The wicked witch in this story was George Metrano’s affair with a craps table. If it had been me, I would not have been able to swallow the bread a deal like that had put on the family table. Maybe that was why George had this compulsion to lose it all. I’m no Freud. I couldn’t explain what he had done. Even thinking about it had made me ill. If he had any human feeling at all, he must have suffered. I only hoped that every waking moment for the last ten years had given him the same torment his wife had suffered when she lost her child. Her torment times ten.

Mike’s city car rattled down the hill. The shocks were shot, the torsion bars worn. All the bouncing and swaying did my queasy stomach no good. I rolled down my window and gulped air, my hair blown back away from my face. I didn’t remember closing my eyes, so it was a surprise when I opened them and found myself in the garage of Mike’s condo. He was in my open car door, gently pulling me by the hand.

“Come on, baby,” he said. “Let’s put you to bed.”

I got out, shaky when I stood up, still half asleep. We went into the condo through the connecting door between the garage and the kitchen and I walked straight to the answering machine on the counter next to Mr. Espresso for messages.

Lyle had called. Everything was fine. My grant administrator still wanted a report. Guido had called to say that he had a picture for us and was driving over to deliver it. If we weren’t home, he would stick it in the front door. Before Guido’s message had clicked off, Mike was on his way to the front door.

I stayed to listen to the rest of the messages. Casey called, bubbling. She had an audition with the Joffrey Ballet. She needed money for new toe shoes.

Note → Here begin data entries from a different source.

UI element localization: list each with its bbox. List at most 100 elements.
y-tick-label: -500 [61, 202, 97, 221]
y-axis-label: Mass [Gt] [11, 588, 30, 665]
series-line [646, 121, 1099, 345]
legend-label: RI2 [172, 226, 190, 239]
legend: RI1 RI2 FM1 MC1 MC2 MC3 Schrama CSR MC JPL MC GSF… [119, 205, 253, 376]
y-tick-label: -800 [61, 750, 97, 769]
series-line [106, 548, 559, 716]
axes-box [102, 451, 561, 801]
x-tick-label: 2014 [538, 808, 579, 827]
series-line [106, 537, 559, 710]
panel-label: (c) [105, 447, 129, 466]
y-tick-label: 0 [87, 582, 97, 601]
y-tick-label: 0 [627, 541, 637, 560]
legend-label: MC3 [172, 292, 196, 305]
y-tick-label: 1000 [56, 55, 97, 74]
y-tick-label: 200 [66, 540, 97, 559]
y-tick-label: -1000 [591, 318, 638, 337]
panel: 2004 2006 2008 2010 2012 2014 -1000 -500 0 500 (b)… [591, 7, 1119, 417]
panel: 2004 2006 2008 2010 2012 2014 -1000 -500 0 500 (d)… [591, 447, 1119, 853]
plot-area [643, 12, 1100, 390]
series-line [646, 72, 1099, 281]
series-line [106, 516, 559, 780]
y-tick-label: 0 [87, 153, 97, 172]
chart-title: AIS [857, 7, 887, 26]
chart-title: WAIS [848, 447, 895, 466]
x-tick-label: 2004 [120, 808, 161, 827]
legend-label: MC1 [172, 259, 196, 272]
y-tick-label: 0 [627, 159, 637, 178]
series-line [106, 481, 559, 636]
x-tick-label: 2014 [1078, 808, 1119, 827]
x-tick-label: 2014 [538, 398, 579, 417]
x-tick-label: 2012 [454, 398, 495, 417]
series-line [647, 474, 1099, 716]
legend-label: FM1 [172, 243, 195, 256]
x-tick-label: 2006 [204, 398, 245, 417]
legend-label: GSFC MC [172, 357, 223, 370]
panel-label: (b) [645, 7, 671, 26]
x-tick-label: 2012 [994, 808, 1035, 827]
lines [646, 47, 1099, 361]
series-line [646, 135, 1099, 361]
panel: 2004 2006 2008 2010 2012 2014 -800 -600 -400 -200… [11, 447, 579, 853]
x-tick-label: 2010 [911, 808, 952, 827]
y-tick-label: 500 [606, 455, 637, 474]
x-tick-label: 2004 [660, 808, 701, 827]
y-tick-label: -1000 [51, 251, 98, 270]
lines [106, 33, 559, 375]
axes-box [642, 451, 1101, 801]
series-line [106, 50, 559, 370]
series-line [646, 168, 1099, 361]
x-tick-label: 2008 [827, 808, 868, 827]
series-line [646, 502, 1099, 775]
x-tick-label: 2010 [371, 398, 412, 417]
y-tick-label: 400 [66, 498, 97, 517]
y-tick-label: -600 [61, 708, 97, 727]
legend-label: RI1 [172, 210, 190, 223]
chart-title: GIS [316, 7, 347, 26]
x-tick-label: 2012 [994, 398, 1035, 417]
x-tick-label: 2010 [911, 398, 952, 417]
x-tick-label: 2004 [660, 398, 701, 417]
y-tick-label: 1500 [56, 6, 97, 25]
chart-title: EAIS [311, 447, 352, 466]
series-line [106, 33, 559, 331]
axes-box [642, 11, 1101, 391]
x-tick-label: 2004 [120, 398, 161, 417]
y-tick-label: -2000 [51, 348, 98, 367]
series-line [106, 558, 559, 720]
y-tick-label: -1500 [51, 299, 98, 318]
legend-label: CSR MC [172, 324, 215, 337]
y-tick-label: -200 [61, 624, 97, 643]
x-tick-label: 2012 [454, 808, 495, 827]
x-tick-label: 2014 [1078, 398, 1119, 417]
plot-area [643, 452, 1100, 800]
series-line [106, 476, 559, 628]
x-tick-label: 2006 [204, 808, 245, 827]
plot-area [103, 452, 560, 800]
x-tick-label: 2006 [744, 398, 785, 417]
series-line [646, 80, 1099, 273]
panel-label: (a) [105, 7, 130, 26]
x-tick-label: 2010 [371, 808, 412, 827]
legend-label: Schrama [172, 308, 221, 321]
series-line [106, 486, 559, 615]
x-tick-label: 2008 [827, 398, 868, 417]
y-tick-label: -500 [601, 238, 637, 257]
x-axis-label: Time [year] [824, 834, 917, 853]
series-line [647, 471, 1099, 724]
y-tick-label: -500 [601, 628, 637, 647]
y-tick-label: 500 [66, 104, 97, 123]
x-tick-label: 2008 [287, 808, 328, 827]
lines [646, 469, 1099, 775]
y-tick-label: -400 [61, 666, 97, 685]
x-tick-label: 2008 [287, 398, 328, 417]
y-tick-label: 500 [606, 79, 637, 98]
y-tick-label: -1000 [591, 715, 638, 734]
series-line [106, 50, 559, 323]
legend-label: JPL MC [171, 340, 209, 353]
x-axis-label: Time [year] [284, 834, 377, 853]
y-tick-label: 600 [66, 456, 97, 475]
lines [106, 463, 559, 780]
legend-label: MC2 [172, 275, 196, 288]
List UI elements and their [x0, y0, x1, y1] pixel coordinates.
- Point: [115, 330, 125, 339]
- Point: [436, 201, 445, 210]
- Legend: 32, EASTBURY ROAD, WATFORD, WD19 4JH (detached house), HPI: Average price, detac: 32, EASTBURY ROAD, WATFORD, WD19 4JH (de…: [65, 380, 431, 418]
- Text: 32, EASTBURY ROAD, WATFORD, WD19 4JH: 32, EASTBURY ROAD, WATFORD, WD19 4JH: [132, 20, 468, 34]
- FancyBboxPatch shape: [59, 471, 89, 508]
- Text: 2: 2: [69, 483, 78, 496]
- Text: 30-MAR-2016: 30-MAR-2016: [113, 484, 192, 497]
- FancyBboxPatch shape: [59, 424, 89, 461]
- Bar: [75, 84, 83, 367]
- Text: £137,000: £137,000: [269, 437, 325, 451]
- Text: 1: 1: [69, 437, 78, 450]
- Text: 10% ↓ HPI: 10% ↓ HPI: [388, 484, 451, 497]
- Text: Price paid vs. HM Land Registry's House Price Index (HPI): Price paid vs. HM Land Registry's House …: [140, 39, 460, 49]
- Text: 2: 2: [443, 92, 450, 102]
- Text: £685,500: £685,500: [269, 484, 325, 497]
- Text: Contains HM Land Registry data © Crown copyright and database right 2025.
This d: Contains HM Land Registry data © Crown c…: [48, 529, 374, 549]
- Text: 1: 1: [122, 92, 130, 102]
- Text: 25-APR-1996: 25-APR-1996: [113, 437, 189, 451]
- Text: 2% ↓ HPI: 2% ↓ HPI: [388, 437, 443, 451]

When Casey hung up, I heard the deadbolt on the front door clunk a second time and Mike came back waving an envelope with “Love, Guido” scrawled across the front.

“You ready to see this?” He slit open the envelope with a steak knife and pulled out a single four-by-six color snapshot. He showed me the face of the man who had slashed Mike’s tires. It was almost cartoonish, this computer-manipulated composite, but the face was whole and recognizable. I had only seen George Metrano once, the afternoon in the morgue with Leslie, but I knew him.